A avaliação ali é a de que, ao compensar por seis meses a
perda na arrecadação de dois impostos (ICMS e ISS), o governo federal acabará
bancando o prolongamento da quarentena em Estados administrados por
adversários, como João Doria (São Paulo) e Wilson Witzel (Rio). Os dois são
pré-candidatos à cadeira de Bolsonaro, em 2022.

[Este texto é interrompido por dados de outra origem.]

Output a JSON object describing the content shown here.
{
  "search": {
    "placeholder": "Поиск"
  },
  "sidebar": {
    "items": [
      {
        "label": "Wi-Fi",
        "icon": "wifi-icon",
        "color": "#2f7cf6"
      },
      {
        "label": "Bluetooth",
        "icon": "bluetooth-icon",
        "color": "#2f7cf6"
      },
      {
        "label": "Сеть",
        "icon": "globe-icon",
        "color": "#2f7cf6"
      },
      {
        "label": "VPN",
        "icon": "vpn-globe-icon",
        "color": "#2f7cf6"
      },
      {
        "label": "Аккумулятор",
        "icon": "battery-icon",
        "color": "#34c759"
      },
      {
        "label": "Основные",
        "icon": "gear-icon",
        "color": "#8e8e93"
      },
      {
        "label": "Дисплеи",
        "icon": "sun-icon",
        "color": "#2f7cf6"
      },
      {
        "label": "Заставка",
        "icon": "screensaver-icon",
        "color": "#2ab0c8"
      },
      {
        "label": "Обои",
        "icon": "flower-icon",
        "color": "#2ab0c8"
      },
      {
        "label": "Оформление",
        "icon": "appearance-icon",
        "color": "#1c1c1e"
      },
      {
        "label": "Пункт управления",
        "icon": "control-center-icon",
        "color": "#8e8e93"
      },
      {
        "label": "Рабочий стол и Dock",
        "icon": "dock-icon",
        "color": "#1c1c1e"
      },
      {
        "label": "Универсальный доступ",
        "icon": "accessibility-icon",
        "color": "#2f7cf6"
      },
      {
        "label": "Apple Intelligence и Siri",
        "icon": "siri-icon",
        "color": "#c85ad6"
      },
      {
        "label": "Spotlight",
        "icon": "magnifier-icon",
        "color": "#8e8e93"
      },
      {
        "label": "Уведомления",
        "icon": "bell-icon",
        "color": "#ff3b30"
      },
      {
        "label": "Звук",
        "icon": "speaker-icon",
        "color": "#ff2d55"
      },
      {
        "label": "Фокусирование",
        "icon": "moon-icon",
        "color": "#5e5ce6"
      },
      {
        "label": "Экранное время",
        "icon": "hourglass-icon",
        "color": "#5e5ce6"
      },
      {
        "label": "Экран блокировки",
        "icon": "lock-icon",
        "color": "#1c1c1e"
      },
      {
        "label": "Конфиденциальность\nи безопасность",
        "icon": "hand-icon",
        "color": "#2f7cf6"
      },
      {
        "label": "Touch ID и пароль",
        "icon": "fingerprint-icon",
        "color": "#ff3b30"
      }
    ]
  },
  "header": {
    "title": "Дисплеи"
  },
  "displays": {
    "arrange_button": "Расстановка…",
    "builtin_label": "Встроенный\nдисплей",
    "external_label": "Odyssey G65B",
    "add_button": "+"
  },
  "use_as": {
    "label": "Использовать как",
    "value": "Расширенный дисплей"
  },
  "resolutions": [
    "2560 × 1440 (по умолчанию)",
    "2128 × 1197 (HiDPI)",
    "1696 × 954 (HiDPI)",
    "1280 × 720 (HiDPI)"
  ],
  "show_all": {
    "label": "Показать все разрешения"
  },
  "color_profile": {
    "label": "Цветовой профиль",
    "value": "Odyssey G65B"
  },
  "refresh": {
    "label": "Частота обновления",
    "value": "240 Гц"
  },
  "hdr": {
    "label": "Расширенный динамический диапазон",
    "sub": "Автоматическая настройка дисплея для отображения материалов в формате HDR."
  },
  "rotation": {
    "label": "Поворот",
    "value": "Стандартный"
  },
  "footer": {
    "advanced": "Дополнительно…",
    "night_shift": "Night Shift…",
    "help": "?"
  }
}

“O que o povo tem a ver com a briga do presidente com o
governador João Doria?”, provocou Maia, que é próximo do tucano. “Vamos deixar
as brigas para o futuro”.
Maia tem dito que não fará qualquer movimento para
conquistar novo mandato à frente da Câmara. Antes da pandemia, porém,
Alcolumbre já havia consultado até mesmo juristas sobre o assunto.
A Constituição proíbe que presidentes da Câmara e do
Senado sejam reconduzidos ao posto na mesma legislatura. Para alterar esse
quadro, o Congresso precisaria aprovar uma Proposta de Emenda à Constituição
(PEC) e, ainda, alterar o regimento das duas Casas.
Diante da crise do coronavírus, no entanto, o Congresso
pode adotar uma fórmula que permita a reeleição de Maia e Alcolumbre, para
desespero dos bolsonaristas. Cresce, ainda, a possibilidade de adiamento das
eleições municipais de outubro para dezembro.
Nas redes sociais, seguidores de Bolsonaro já comemoram
com antecedência a saída de Maia e Alcolumbre de seus postos. No afã de ver a
dupla pelas costas, eles erraram até mesmo a data do término da gestão no
Congresso. Marcaram dezembro, quando, na realidade, é fim de janeiro. De 2021.